イカレてるのはパットだけでなく大事なお金をすぐ賭け事に使ってしまう父や

ひたすら過保護な母、地元のフットボールチームイーグルス依存症の友人たち・・・

そしてパットの前に登場したのは、親友トミーの義妹で、最近夫を事故で亡くしたティファニー。
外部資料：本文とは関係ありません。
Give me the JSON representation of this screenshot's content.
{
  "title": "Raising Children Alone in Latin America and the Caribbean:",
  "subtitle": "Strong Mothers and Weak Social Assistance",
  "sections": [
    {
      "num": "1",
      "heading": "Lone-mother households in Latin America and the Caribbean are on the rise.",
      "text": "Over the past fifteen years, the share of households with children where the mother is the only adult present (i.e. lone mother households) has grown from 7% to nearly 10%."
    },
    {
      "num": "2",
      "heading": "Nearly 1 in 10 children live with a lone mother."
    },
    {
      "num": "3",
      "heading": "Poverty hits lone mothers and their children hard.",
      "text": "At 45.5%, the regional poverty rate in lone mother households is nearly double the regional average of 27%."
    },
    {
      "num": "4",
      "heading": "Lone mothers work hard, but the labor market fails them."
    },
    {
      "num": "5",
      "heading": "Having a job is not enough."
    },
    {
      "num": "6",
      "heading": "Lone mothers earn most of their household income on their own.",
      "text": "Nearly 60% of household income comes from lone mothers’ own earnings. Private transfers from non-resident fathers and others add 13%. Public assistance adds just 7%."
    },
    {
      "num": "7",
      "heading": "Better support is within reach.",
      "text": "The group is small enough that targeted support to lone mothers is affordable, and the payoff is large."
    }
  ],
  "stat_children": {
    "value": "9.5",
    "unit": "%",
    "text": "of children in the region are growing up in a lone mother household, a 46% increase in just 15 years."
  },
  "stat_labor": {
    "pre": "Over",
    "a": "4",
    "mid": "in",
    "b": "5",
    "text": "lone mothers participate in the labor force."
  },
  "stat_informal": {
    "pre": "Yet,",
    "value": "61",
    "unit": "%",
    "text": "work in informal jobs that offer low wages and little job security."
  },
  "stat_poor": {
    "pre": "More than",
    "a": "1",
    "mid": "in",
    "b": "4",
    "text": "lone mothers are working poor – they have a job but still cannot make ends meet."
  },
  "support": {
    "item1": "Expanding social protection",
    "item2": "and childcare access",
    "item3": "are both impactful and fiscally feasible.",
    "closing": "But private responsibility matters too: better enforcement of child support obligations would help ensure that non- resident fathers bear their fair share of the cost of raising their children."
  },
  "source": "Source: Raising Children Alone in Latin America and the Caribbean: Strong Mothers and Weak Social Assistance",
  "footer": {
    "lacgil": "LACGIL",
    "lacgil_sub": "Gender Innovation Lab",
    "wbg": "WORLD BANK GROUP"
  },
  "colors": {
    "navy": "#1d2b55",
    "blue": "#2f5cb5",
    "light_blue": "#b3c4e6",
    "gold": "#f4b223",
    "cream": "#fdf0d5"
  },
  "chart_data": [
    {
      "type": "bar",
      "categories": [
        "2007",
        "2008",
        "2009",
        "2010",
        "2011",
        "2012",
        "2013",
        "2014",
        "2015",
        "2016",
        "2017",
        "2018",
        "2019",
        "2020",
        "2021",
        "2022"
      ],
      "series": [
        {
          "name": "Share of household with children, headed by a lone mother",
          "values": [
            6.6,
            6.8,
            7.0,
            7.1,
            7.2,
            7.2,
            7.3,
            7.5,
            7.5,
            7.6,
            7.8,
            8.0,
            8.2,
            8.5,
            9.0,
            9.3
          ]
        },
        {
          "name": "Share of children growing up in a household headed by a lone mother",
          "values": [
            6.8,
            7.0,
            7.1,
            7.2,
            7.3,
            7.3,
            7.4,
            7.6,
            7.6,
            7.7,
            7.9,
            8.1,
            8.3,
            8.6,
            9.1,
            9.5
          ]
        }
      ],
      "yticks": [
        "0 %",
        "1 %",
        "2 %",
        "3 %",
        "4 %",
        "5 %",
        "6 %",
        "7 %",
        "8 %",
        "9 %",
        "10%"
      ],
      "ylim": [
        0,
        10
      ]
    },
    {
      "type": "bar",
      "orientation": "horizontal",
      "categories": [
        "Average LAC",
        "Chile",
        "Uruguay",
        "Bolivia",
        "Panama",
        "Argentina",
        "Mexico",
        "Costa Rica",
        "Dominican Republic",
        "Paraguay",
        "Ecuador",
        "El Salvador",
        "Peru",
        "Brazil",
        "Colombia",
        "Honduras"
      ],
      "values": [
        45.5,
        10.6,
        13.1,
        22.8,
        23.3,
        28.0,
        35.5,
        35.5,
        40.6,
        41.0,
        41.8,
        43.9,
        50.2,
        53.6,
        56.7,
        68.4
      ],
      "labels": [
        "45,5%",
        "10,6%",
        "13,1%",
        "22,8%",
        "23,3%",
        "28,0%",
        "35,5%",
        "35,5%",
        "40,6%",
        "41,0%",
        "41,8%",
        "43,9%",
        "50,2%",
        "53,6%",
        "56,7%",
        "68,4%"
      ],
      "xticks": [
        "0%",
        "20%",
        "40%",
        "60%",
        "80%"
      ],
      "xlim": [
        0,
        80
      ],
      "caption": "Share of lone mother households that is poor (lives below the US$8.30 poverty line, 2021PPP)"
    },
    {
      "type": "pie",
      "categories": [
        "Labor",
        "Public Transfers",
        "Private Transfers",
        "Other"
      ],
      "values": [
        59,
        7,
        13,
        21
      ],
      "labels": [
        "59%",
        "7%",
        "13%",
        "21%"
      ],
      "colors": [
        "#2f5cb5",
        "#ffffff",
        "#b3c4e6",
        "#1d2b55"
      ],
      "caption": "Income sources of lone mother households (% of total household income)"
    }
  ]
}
リチウム・・・セロクエル・・・クロノピン・・・トラゾドン・・・ザナックス・・・・

太ったり、ぼうっとしたり・・・

抗鬱薬の副作用で意気投合したふたりは、お互いに愛する者を失い

精神バランスを崩していることを知って、一緒に協力し合うことになりますが、

このティファニーがかなりエキセントリックな女性。

「貞淑なアバズレ未亡人」と自嘲して尻軽な過去を受け入れながらも

踏み出す一歩に迷っている・・

冷静な判断をしたと思ったらいきなりの暴力・・

このふたり、「似たもの同士」でありながら自分のほうが正しいと思ってるし

罵り合っている時間のほうが長いのですが、

再生のために投入したアイテムが「社交ダンス」というロマンチックなもの。

まったくの素人のパットがそんなにすぐ上達するわけもないのですが、

ダンスの大会にでることが決定。

そしてその審査結果までもを賭けの対象にしてしまうパットの父。


ラストはまるでウリナリの「芸能人社交ダンス部」なんですが、

ご都合主義の奇跡のパーフェクト演技というわけでもなく、

「そこそこ頑張った」感がまたこの映画っぽいですね。


病気を「乗り越える」のか「受け入れる」のか

言葉にするのは簡単ですが、

本人を含め周囲の対応の難しさに共感できます。

なぐさめ、叱り、忠告し、抱きしめ・・・

ともかく誰もがパットを愛しているのに

それが直に伝わらないことがもどかしいのです。

元妻のニッキの「愛しているが今後はかかわらないで」という

パットへの微妙なニュアンスの手紙も、その真意が彼に伝わるのは時間がかかりますね。


円満な家庭と自慢のマイホームをもち、登場人物の中で一番まともにみえるパットの親友トミーは

実は

「仕事にも妻にもストレスだらけ。

好きな音楽をガンガン鳴らしながら、壁に頭をぶつけて耐えている」

といいます。

彼もまた実は躁鬱予備軍なのかもしれません。



読んで♪観て♪


ところで、原作の小説は

2008年に元国語教師のマシュー・クイックが書き上げた小説。

国語教師だけあって「武器よさらば」のほかにも

「ハックルベリーフィン」とか「ライ麦畑でつかまえて」とか小説のストーリーが絡んできますが

映画では(相関図も含めて)けっこうあっさりまとめていました。

登場人物も兄弟関係が逆だったり・・・

ティファニーを妹にしたのは、ジェニファー・ローレンスの年齢からでしょうかね?

本を読んだときは、「プレイブック→脚本」と思ったのですが、

「アメフトのフォーメーションを書いた戦略本」とのこと。

でもそれにだってすべてに適応できるわけじゃなし。

人生はひとりひとりが悩み傷つきながら書き上げる「たったひとつのプレイブック」なのでしょう。


この作品もアカデミー賞「脚色賞」ノミネートでした。

それをふまえてもう一度本を読んでみようと思います。